Session 7: Distance Meas. - Module B: K-Means Program

1. Overview

What is clustering?
What is k-means?
Applications of clustering.
Play with a k-means using a 3D dataset.

2. Explanation of K-Means

K-means is a clustering algorithm. Clustering is a way of grouping points together based on their distance from each other. Usually this distance measure relates to how similar they are: Birds of a feather flock together!

K represents the number of groups or clusters you have. The value of k is important: it influences the accuracy of your results. If k is too small, then the algorithm will group things which don't belong together. And if k is too large, it will start splitting up points which should be grouped together.

Clustering has many uses!
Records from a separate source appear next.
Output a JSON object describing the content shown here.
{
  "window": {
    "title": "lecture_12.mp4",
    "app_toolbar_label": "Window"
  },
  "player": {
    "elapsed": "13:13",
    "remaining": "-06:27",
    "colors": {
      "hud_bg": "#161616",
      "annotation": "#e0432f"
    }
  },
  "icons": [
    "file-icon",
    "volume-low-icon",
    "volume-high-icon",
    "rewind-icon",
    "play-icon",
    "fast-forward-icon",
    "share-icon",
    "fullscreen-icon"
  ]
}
Here are some which might interest you:

3. Running K-Means

Before we can play with clustering, we need a program and some data:

  1. Download the program kMeans.py to your programs directory.
  2. Download the dataset clean3cluster.csv to your programs directory.
  3. Download the dataset noisy8cluster.csv to your programs directory.
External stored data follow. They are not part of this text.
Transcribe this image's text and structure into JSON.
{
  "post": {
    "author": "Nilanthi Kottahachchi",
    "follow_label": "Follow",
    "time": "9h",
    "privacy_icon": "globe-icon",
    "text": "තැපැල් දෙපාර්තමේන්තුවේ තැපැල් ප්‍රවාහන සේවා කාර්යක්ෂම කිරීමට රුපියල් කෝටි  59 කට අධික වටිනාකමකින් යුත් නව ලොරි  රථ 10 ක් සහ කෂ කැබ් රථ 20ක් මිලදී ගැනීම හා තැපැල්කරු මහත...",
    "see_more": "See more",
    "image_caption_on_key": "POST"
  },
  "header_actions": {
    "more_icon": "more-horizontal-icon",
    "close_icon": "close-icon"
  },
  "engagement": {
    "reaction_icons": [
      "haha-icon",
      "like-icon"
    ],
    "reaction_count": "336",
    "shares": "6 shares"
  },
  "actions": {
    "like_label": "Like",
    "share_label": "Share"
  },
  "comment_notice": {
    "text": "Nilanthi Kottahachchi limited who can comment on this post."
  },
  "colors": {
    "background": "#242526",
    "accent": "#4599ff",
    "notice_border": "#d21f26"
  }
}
Open kMeans.py in gedit. Find the line where the dataset is loaded. Replace the filename with 'clean3cluster.csv'. Now find the line with numberOfClusters. Set the number to 1.

Open a terminal and start IPython. Now you can run your program with the command run kMeans.py. What do you notice about the figure? How many clusters do there appear to be? Did k-means successfully find the center of the cluster? Drag the figure to look at the points from a different angle!
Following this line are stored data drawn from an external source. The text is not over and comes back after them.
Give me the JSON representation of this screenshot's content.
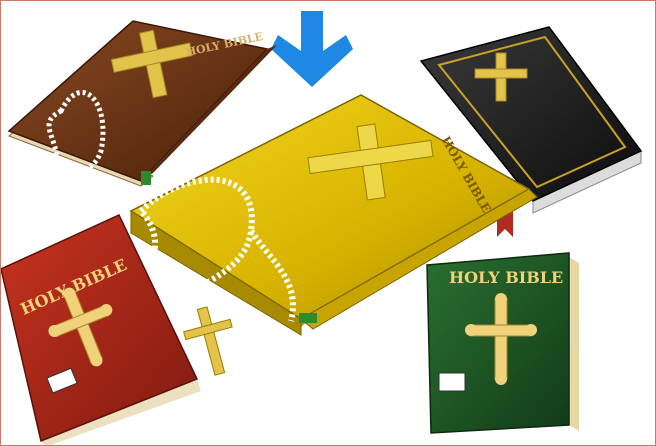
{
  "scene": {
    "books": [
      {
        "title": "HOLY BIBLE",
        "cover_color": "#6b3416"
      },
      {
        "title": "",
        "cover_color": "#1b1b1b"
      },
      {
        "title": "HOLY BIBLE",
        "cover_color": "#d8b400"
      },
      {
        "title": "HOLY BIBLE",
        "cover_color": "#b0281a"
      },
      {
        "title": "HOLY BIBLE",
        "cover_color": "#1e5a26"
      }
    ],
    "arrow_color": "#1e88e5",
    "cross_color": "#e2c44a",
    "rosary_color": "#ffffff"
  }
}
What happens if you increase numberOfClusters to 2? Where do you think the center of the two clusters cluster will be? Make the change and rerun the program. Was your guess about the center of the clusters correct?

Now change numberOfClusters to 3. Where do you think the center of the three clusters will be? Was your guess correct?

Don't forget to save the figure for your web page!

4. Running K-Means on a Noisy Dataset

Find the line where the dataset is loaded. Replace the filename with 'noisy8cluster.csv'. Now find the line with numberOfClusters and set the value to 8. Run the program again in IPython.

How does the noise (random data points) influence k-means ability to cluster the data? Compare your result with the results of those around you.

Don't forget to save the figure for your web page and answer these questions on your webpage!